The study’s findings won’t come as a surprise. Just 51% trust the media, 53% trust banks, 61% trust pharmaceutical companies. Technology is the most trusted industry at 78%, which is surprising given how shoddy most tech companies are in protecting your personal data and how many actually mine your data and sell it to anyone looking to make a buck off you. The U.S. actually has a high rate of trust in business: 60%. Distrust is higher in places like South Korea, Ireland, Turkey and Russia.
Another finding that isn’t shocking is that of social-network users. People who engage on Facebook (FB), Twitter (TWTR) and LinkedIn (LNKD) generally don’t trust CEOs, celebrities, elected officials or well-known online personalities. They are more likely to trust family and friends and academic experts. After that, the fall-off is pretty steep. Only 53% trust journalists. Edelman reports that people were most likely to trust online search (37%), compared with 20% for television and only 18% for newspapers.
The bottom line is that most people have lost faith in institutions. Across the board, just 48% trust the government, 51% trust the media, 57% trust business and 63% trust non-governmental organizations: churches, charities, the American Civil Liberties Union, the Red Cross, the National Rifle Association and so on.
Most of us trust ourselves and the people close to us, not unlike the close-knit moms and dads at schools where vaccinations are viewed with skepticism.

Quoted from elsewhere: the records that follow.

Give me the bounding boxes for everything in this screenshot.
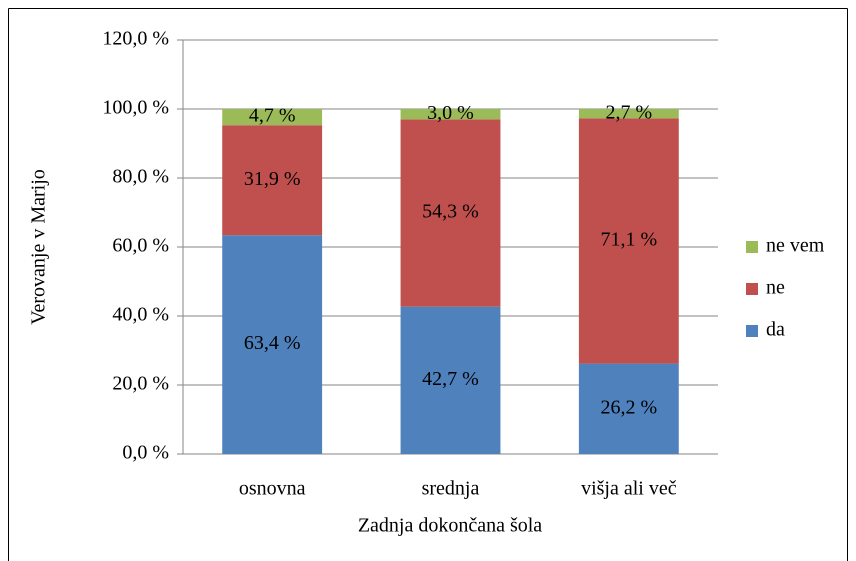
y-tick-label: 60,0 %	[112, 235, 169, 257]
legend-swatch	[746, 325, 758, 337]
x-tick-label: osnovna	[239, 478, 306, 500]
data-label: 4,7 %	[249, 105, 296, 127]
bar-segment	[222, 125, 323, 236]
y-tick-label: 0,0 %	[122, 442, 169, 464]
y-tick-label: 40,0 %	[112, 304, 169, 326]
y-tick-label: 100,0 %	[102, 97, 169, 119]
y-tick-label: 80,0 %	[112, 166, 169, 188]
bar-segment	[222, 109, 323, 126]
bar-segment	[400, 109, 501, 120]
legend-label: da	[766, 319, 785, 341]
legend-swatch	[746, 283, 758, 295]
data-label: 63,4 %	[244, 332, 301, 354]
data-label: 2,7 %	[605, 101, 652, 123]
bar-segment	[578, 109, 679, 119]
y-tick-label: 120,0 %	[102, 28, 169, 50]
data-label: 42,7 %	[422, 368, 479, 390]
bar-segment	[578, 363, 679, 454]
data-label: 54,3 %	[422, 201, 479, 223]
legend-label: ne vem	[766, 235, 825, 257]
x-tick-label: višja ali več	[581, 478, 677, 500]
legend-label: ne	[766, 277, 785, 299]
data-label: 3,0 %	[427, 102, 474, 124]
data-label: 31,9 %	[244, 168, 301, 190]
bar-segment	[222, 235, 323, 454]
data-label: 71,1 %	[600, 229, 657, 251]
legend-swatch	[746, 241, 758, 253]
bar-segment	[400, 306, 501, 454]
x-axis-label: Zadnja dokončana šola	[358, 515, 542, 537]
x-tick-label: srednja	[422, 478, 480, 500]
bar-segment	[578, 118, 679, 364]
data-label: 26,2 %	[600, 396, 657, 418]
y-tick-label: 20,0 %	[112, 373, 169, 395]
y-axis-label: Verovanje v Marijo	[28, 169, 50, 325]
bar-segment	[400, 119, 501, 307]
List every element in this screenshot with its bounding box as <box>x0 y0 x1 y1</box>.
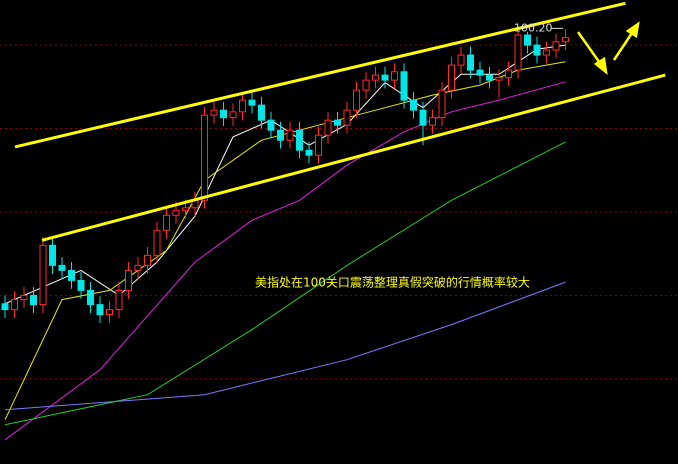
candle-body <box>248 99 256 106</box>
candle-body <box>182 207 190 211</box>
candle-body <box>67 269 75 281</box>
candle-body <box>476 69 484 76</box>
candle-body <box>239 99 247 113</box>
candle-body <box>296 129 304 151</box>
candle-body <box>305 149 313 156</box>
candle-body <box>324 119 332 136</box>
moving-average <box>4 141 566 426</box>
candle-body <box>172 209 180 216</box>
candle-body <box>524 34 532 46</box>
candle-body <box>343 109 351 126</box>
candle-body <box>77 279 85 291</box>
candle-body <box>543 49 551 56</box>
candle-body <box>381 74 389 81</box>
candle-body <box>125 269 133 291</box>
candle-body <box>144 254 152 266</box>
grid <box>0 44 678 380</box>
candles <box>1 28 570 323</box>
candle-body <box>334 119 342 126</box>
candle-body <box>106 309 114 316</box>
candle-body <box>438 89 446 119</box>
candle-body <box>115 289 123 311</box>
channel-line <box>14 1 626 149</box>
candle-body <box>467 54 475 71</box>
candle-body <box>286 129 294 141</box>
candle-body <box>419 109 427 126</box>
candle-body <box>163 214 171 231</box>
candle-body <box>391 71 399 81</box>
arrow-head <box>593 56 608 75</box>
arrow-head <box>625 21 640 39</box>
candle-body <box>10 299 18 311</box>
annotation: 美指处在100关口震荡整理真假突破的行情概率较大 <box>255 275 530 290</box>
moving-average <box>4 61 566 421</box>
candle-body <box>153 229 161 256</box>
candle-body <box>353 89 361 111</box>
channel <box>14 1 666 242</box>
candle-body <box>210 109 218 116</box>
candle-body <box>134 264 142 271</box>
candle-body <box>505 69 513 79</box>
moving-averages <box>4 44 566 441</box>
candle-body <box>96 304 104 316</box>
candle-body <box>1 303 9 311</box>
candle-body <box>315 134 323 156</box>
candle-body <box>220 109 228 119</box>
max-price-label: 100.20 <box>514 21 553 34</box>
candle-body <box>58 264 66 271</box>
candle-body <box>457 54 465 66</box>
candle-body <box>486 74 494 81</box>
candle-body <box>495 77 503 81</box>
candle-body <box>39 244 47 306</box>
candle-body <box>229 111 237 119</box>
channel-line <box>41 73 666 242</box>
candle-body <box>20 294 28 301</box>
candle-body <box>562 37 570 43</box>
candle-body <box>514 34 522 71</box>
candle-body <box>448 64 456 91</box>
candle-body <box>410 99 418 111</box>
candle-body <box>87 289 95 306</box>
candle-body <box>400 71 408 101</box>
arrow-down <box>576 31 604 67</box>
candle-body <box>362 79 370 91</box>
candle-body <box>372 74 380 81</box>
moving-average <box>4 81 566 441</box>
candle-body <box>201 114 209 201</box>
candle-body <box>258 104 266 121</box>
forecast-arrows <box>576 21 640 75</box>
candle-body <box>48 244 56 266</box>
arrow-up <box>612 29 636 61</box>
candle-body <box>29 294 37 306</box>
candle-body <box>533 44 541 56</box>
candle-body <box>277 129 285 141</box>
moving-average <box>4 281 566 411</box>
candle-body <box>552 41 560 51</box>
candle-body <box>267 119 275 131</box>
candle-body <box>429 117 437 126</box>
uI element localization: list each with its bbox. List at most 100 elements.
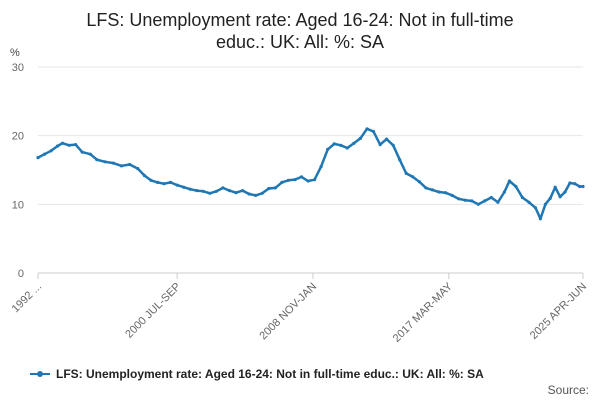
series-line bbox=[36, 127, 585, 221]
data-point bbox=[254, 193, 258, 197]
data-point bbox=[563, 190, 567, 194]
data-point bbox=[443, 191, 448, 195]
data-point bbox=[319, 165, 323, 169]
data-point bbox=[514, 184, 518, 189]
x-tick-label: 2008 NOV-JAN bbox=[257, 281, 319, 343]
data-point bbox=[234, 191, 238, 195]
data-point bbox=[136, 167, 140, 171]
data-point bbox=[214, 189, 218, 193]
data-point bbox=[496, 200, 500, 204]
data-point bbox=[74, 143, 78, 147]
data-point bbox=[293, 178, 297, 182]
x-tick-label: 2025 APR-JUN bbox=[528, 281, 589, 342]
data-point bbox=[267, 186, 271, 191]
data-point bbox=[273, 186, 277, 190]
data-point bbox=[398, 158, 402, 162]
data-point bbox=[345, 146, 349, 150]
data-point bbox=[378, 143, 382, 147]
data-point bbox=[437, 190, 441, 194]
data-point bbox=[430, 188, 434, 192]
legend-marker bbox=[37, 371, 43, 377]
data-point bbox=[175, 183, 179, 187]
data-point bbox=[182, 185, 186, 189]
data-point bbox=[553, 185, 557, 189]
data-point bbox=[286, 178, 290, 182]
data-point bbox=[111, 161, 115, 165]
data-point bbox=[56, 144, 60, 148]
data-point bbox=[533, 206, 538, 210]
data-point bbox=[581, 184, 585, 189]
chart-title-line-1: LFS: Unemployment rate: Aged 16-24: Not … bbox=[86, 10, 513, 30]
data-point bbox=[280, 180, 284, 184]
data-point bbox=[476, 202, 480, 206]
data-point bbox=[260, 191, 264, 195]
data-point bbox=[195, 189, 199, 193]
data-point bbox=[162, 182, 166, 186]
data-point bbox=[247, 192, 251, 196]
y-tick-label: 20 bbox=[12, 131, 24, 143]
y-tick-label: 10 bbox=[12, 199, 24, 211]
data-point bbox=[385, 137, 389, 141]
x-tick-label: 2000 JUL-SEP bbox=[123, 281, 183, 341]
data-point bbox=[103, 160, 107, 164]
data-point bbox=[470, 199, 474, 203]
data-point bbox=[450, 193, 454, 197]
series-layer bbox=[36, 127, 585, 221]
data-point bbox=[49, 149, 53, 153]
data-point bbox=[417, 180, 421, 184]
data-point bbox=[332, 142, 336, 146]
data-point bbox=[358, 136, 362, 140]
data-point bbox=[543, 202, 548, 206]
data-point bbox=[578, 184, 582, 189]
source-label: Source: bbox=[548, 383, 589, 397]
data-point bbox=[119, 164, 124, 168]
y-axis-ticks: 0 10 20 30 bbox=[12, 62, 24, 280]
y-tick-label: 30 bbox=[12, 62, 24, 74]
data-point bbox=[241, 189, 245, 193]
data-point bbox=[339, 143, 343, 147]
chart-title-line-2: educ.: UK: All: %: SA bbox=[216, 32, 384, 52]
data-point bbox=[155, 180, 160, 184]
gridlines bbox=[38, 66, 583, 274]
data-point bbox=[128, 162, 132, 167]
data-point bbox=[507, 179, 511, 183]
data-point bbox=[548, 196, 552, 200]
data-point bbox=[208, 191, 212, 195]
data-point bbox=[568, 181, 572, 185]
data-point bbox=[527, 200, 531, 204]
data-point bbox=[306, 179, 310, 183]
data-point bbox=[67, 143, 71, 147]
data-point bbox=[227, 189, 232, 193]
data-point bbox=[520, 195, 525, 200]
data-point bbox=[365, 127, 369, 131]
data-point bbox=[95, 158, 99, 162]
data-point bbox=[573, 182, 577, 186]
data-point bbox=[80, 150, 84, 154]
data-point bbox=[502, 190, 506, 194]
data-point bbox=[538, 217, 543, 221]
data-point bbox=[352, 141, 356, 145]
data-point bbox=[411, 175, 415, 179]
y-axis-unit-label: % bbox=[10, 47, 20, 59]
data-point bbox=[42, 152, 47, 156]
x-tick-label: 2017 MAR-MAY bbox=[391, 280, 456, 345]
data-point bbox=[188, 187, 192, 191]
data-point bbox=[169, 180, 173, 184]
data-point bbox=[88, 152, 92, 156]
data-point bbox=[60, 141, 65, 145]
data-point bbox=[36, 156, 40, 160]
legend[interactable]: LFS: Unemployment rate: Aged 16-24: Not … bbox=[30, 367, 484, 381]
data-point bbox=[142, 173, 146, 178]
data-point bbox=[221, 186, 225, 190]
data-point bbox=[201, 189, 205, 193]
data-point bbox=[489, 195, 493, 200]
x-tick-label: 1992 ... bbox=[10, 281, 44, 315]
data-point bbox=[404, 171, 408, 175]
data-point bbox=[371, 129, 376, 134]
data-point bbox=[299, 175, 304, 179]
data-point bbox=[326, 147, 330, 151]
y-tick-label: 0 bbox=[18, 268, 24, 280]
data-point bbox=[424, 186, 428, 190]
data-point bbox=[463, 198, 467, 202]
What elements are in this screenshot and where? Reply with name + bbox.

Skepticism in itself isn’t necessarily a bad thing. After all, misplaced trust in banks that risked our assets for profits and bonuses, churches that fuel bias and intolerance, and governments corrupted by money and special interests isn’t healthy. And arguing in favor of the media is tough to do as Brian Williams’ career implodes before our eyes.
So, fewer and fewer of us trust, and younger people trust less.
Ultimately, however, a society that loses faith in anyone or anything isn’t much of a society. When healthy skepticism crosses a line into blanket mistrust, we only listen to ourselves. Fear vaccines all you want, but for most of us at least, we’ll take the risk of believing in what seems to be an overwhelming truth over lying to ourselves.